Westbrook’s journey through the ranks is a little different. The 6’3” 187 lb. guard played ball at Leuzinger High School and didn’t garner much interest from college recruiters at all. He led the Olympians (how fitting) to a 25-4 record while averaging 25.1 ppg, 8.7 rebounds, 3.1 steals, and 2.3 assists as a senior. But even with those numbers, it took former Bruin Jordan Farmar defecting to the NBA for coach Ben Howland to offer Westbrook a spot in Westwood.
As a freshman in 2006-2007, Westbrook’s progress was subtle even though the Bruins made it to the Final Four. He averaged 3.4 points while playing a mere nine minutes per game in a reserve role. But his less-than-spectacular first year numbers were a distant memory when he took the floor for his second rodeo with UCLA. In his sophomore season, Westbrook exploded onto the scene, averaging 12.7 ppg and a team leading 4.3 assists. He played a record-breaking number of minutes (1,318), the most for any Bruin since 1979 when the statistic was first recorded. Westbrook was also named Pac-10 Defensive Player of the Year after suffocating opposing point guards all season. Opting to end his college career on a high note, Westbrook declared for the 2008 NBA Draft and was selected fourth overall by the Seattle SuperSonics.

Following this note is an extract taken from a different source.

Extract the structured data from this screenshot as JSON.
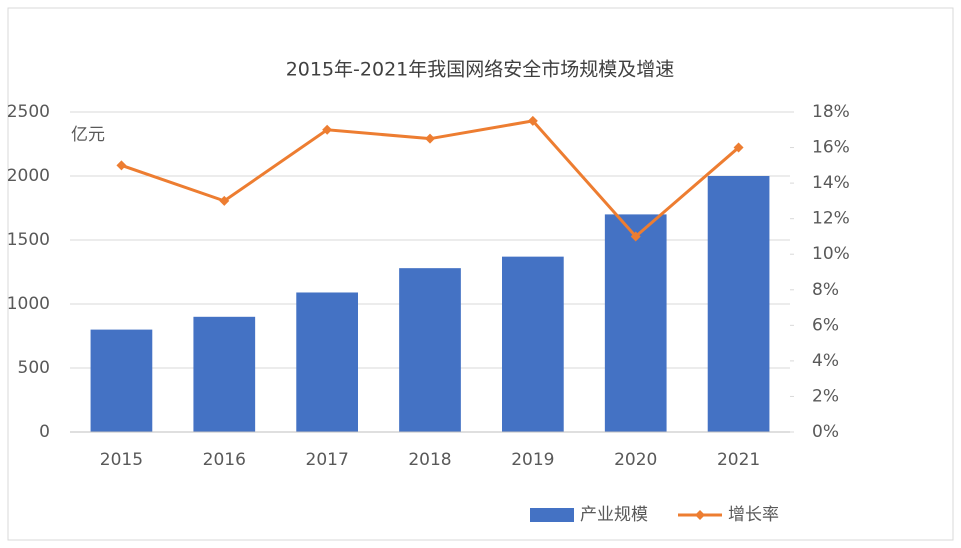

Since breaking into the pro league, Westbrook has earned quite a few accolades of his own, including two All-NBA second team honors and two All-Star selections. He also became the fifth player in NBA history to record a triple-double in a playoff Game 7, doing so in the second round of the 2011 playoffs against Memphis. And on the international stage, Westbrook won a gold medal with the national team at the 2010 FIBA World Championships.
Now in 2012, Harden and Westbrook will be on the world’s stage for the London Olympics after years of preparation and development, hoping to win it all for the red, white, and blue. The Pac-10 products will play alongside OKC teammate Kevin Durant, Finals foe LeBron James, and the grandpa of the bunch, Kobe Bryant. The Team USA roster also includes Westbrook’s former Bruin teammate, Kevin Love, and former Arizona Wildcat Andre Iguodala. The reloaded “Dream Team 2.0” will be heavily favored to grab the gold when they open Olympic play on Sunday, July 29th against France. Once Harden and Westbrook check Olympic Gold off their bucket lists, you can bet the vaunted Thunder backcourt will pick right up where they left off, chasing rings in the NBA.